8.4 Moving average models

Rather than using past values of the forecast variable in a regression, a moving average model uses past forecast errors in a regression-like model. \[ y_{t} = c + e_t + \theta_{1}e_{t-1} + \theta_{2}e_{t-2} + \dots + \theta_{q}e_{t-q}, \] where \(e_t\) is white noise. We refer to this as an MA(\(q\)) model. Of course, we do not observe the values of \(e_t\), so it is not really a regression in the usual sense.

Notice that each value of \(y_t\) can be thought of as a weighted moving average of the past few forecast errors. However, moving average models should not be confused with the moving average smoothing we discussed in Chapter 6. A moving average model is used for forecasting future values, while moving average smoothing is used for estimating the trend-cycle of past values.

Two examples of data from moving average models with different parameters.

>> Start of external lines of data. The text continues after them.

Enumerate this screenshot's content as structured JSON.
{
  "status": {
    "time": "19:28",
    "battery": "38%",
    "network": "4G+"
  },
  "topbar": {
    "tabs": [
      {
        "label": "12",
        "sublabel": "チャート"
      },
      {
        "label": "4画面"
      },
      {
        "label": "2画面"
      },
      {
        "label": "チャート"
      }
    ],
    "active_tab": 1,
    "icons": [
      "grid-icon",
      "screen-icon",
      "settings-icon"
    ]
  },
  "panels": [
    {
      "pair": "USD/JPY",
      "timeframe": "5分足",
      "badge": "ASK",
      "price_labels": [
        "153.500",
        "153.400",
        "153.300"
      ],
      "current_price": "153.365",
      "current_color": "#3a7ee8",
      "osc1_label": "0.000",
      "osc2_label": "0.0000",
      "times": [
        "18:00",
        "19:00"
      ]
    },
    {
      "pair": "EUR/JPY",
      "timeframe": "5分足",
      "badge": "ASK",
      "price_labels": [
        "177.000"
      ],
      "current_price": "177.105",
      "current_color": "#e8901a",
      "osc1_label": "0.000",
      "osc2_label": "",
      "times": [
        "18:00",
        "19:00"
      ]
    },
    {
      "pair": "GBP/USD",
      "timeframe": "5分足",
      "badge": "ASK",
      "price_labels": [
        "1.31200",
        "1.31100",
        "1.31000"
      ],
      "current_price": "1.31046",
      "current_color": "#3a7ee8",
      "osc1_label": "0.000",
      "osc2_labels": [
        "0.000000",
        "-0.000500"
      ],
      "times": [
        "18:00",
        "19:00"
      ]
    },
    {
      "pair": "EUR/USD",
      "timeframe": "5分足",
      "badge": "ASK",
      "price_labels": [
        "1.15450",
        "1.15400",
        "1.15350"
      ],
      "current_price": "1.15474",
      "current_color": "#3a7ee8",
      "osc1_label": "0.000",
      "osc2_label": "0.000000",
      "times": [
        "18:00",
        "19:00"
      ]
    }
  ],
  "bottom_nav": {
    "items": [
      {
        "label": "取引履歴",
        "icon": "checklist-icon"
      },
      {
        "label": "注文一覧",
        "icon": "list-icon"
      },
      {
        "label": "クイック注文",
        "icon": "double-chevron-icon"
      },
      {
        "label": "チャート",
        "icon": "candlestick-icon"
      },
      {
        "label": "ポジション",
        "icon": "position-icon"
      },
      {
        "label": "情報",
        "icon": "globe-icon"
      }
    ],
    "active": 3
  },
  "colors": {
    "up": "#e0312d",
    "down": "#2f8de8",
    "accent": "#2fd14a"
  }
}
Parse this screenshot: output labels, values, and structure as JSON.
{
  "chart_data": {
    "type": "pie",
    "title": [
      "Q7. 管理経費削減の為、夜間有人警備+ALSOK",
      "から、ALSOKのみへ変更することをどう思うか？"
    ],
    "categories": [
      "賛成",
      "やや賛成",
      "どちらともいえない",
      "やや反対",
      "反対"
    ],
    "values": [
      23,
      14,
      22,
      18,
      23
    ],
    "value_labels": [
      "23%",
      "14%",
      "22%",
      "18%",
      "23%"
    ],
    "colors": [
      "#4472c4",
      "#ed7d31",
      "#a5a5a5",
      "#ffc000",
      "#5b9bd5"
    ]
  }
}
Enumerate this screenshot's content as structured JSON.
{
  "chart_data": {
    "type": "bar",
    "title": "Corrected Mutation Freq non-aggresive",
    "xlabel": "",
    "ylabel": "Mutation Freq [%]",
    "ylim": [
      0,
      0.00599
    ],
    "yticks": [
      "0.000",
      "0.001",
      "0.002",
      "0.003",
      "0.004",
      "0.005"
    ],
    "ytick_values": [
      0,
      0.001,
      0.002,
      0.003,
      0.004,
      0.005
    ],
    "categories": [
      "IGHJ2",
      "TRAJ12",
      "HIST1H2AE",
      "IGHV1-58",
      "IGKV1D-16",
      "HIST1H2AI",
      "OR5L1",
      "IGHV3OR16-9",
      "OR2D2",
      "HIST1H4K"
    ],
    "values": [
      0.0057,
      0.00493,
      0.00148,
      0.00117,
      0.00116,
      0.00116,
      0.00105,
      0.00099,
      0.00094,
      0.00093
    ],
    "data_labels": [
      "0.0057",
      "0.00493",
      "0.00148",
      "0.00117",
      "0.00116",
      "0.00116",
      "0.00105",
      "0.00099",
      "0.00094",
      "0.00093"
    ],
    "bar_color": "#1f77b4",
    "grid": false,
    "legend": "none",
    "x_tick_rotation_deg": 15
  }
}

Left: MA(1) with $y_t = 20 + e_t + 0.8e_{t-1}$. Right: MA(2) with $y_t = e_t- e_{t-1}+0.8e_{t-2}$. In both cases, $e_t$ is normally distributed white noise with mean zero and variance one.

Figure 8.6: Two examples of data from moving average models with different parameters. Left: MA(1) with \(y_t = 20 + e_t + 0.8e_{t-1}\). Right: MA(2) with \(y_t = e_t- e_{t-1}+0.8e_{t-2}\). In both cases, \(e_t\) is normally distributed white noise with mean zero and variance one.

Figure 8.6 shows some data from an MA(1) model and an MA(2) model. Changing the parameters \(\theta_1,\dots,\theta_q\) results in different time series patterns. As with autoregressive models, the variance of the error term \(e_t\) will only change the scale of the series, not the patterns.

It is possible to write any stationary AR(\(p\)) model as an MA(\(\infty\)) model. For example, using repeated substitution, we can demonstrate this for an AR(1) model: \[\begin{align*} y_t &= \phi_1y_{t-1} + e_t\\ &= \phi_1(\phi_1y_{t-2} + e_{t-1}) + e_t\\ &= \phi_1^2y_{t-2} + \phi_1 e_{t-1} + e_t\\ &= \phi_1^3y_{t-3} + \phi_1^2e_{t-2} + \phi_1 e_{t-1} + e_t\\ &\text{etc.} \end{align*}\]

Provided \(-1 < \phi_1 < 1\), the value of \(\phi_1^k\) will get smaller as \(k\) gets larger. So eventually we obtain \[ y_t = e_t + \phi_1 e_{t-1} + \phi_1^2 e_{t-2} + \phi_1^3 e_{t-3} + \cdots, \] an MA(\(\infty\)) process.

The reverse result holds if we impose some constraints on the MA parameters. Then the MA model is called “invertible”. That is, we can write any invertible MA(\(q\)) process as an AR(\(\infty\)) process.

Invertible models are not simply introduced to enable us to convert from MA models to AR models. They also have some mathematical properties that make them easier to use in practice.

The invertibility constraints are similar to the stationarity constraints.

  • For an MA(1) model: \(-1<\theta_1<1\).
  • For an MA(2) model: \(-1<\theta_2<1\), \(\theta_2+\theta_1 >-1\), \(\theta_1 -\theta_2 < 1\).

More complicated conditions hold for \(q\ge3\). Again, R will take care of these constraints when estimating the models.